Le riz de la mer: comment un petit grain pourrait changer la façon dont l'humanité pourrait se nourrir

Ángel León s'est fait un nom en proposant des fruits de mer innovants. Mais ensuite, il a découvert quelque chose dans les herbiers qui pourrait transformer notre compréhension de la mer elle-même, comme vaste jardin 

Ayant grandi dans le sud de l'Espagne, Ángel León prêtait peu d'attention aux prairies d'herbes marines qui bordaient les eaux turquoises près de chez lui, leurs fines lames le frôlant alors qu'il nageait dans la baie de Cadix. 

Le chef Ángel León a découvert que les graines de zostère contiennent 50% plus de protéines que le riz et que la plante stocke le carbone beaucoup plus rapidement qu'une forêt tropicale. Photo: Álvaro Fernández Prieto / Aponiente

Ce n’est que des décennies plus tard, alors qu'il devenait rapidement l’un des chefs les plus innovants du pays, qu’il remarqua quelque chose qu’il avait manqué lors de précédentes sorties dans la zostère marine: une couvée de minuscules grains verts accrochés à la base de la zostère.

Ses instincts culinaires, qui se sont affûtés au fil des années dans la cuisine de son restaurant Aponiente, se sont alors mis en marche. 

 

Ce grain marin pourrait-il être comestible ? 

Des tests en laboratoire ont fait allusion à son énorme potentiel: sans gluten, riche en acides gras oméga-6 et -9, et contient 50% plus de protéines que le riz par grain, selon les recherches d'Aponiente.

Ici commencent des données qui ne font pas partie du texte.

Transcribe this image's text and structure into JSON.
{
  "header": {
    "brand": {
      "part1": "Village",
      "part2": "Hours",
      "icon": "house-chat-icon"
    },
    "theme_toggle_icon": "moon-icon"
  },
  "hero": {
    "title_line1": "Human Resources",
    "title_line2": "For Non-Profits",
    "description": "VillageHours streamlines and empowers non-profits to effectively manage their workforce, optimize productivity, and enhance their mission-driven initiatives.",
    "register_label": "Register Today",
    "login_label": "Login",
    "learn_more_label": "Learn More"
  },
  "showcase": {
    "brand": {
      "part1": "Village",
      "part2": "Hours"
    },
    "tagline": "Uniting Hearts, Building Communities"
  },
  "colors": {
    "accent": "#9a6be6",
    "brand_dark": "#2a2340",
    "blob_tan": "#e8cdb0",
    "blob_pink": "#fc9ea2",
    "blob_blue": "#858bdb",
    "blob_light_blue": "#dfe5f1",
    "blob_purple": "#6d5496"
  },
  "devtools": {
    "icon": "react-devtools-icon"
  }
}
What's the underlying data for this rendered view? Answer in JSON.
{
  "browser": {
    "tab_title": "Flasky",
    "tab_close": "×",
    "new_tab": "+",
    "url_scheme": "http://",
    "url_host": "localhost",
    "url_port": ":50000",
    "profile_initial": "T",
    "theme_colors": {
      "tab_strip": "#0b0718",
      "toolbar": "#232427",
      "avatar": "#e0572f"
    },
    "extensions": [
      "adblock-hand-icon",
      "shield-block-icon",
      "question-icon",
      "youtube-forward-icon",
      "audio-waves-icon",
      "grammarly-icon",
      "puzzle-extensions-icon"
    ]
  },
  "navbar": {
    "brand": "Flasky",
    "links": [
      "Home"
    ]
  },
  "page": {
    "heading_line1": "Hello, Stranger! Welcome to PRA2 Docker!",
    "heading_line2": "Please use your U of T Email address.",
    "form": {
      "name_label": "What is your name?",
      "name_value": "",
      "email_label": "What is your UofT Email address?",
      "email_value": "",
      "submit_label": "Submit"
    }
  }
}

Et tout cela pousse sans eau douce ni engrais.

Les minuscules grains dans la zostère. La plante est capable de capter le carbone 35 fois plus vite que les forêts tropicales humides. Photo: Álvaro Fernández Prieto / Aponiente


La découverte a placé le chef, dont le restaurant a remporté sa troisième étoile Michelin en 2017, dans une mission de refondre la zostère commune comme un super-aliment potentiel, même si le cycle de vie singulier pourrait avoir des conséquences de grande portée.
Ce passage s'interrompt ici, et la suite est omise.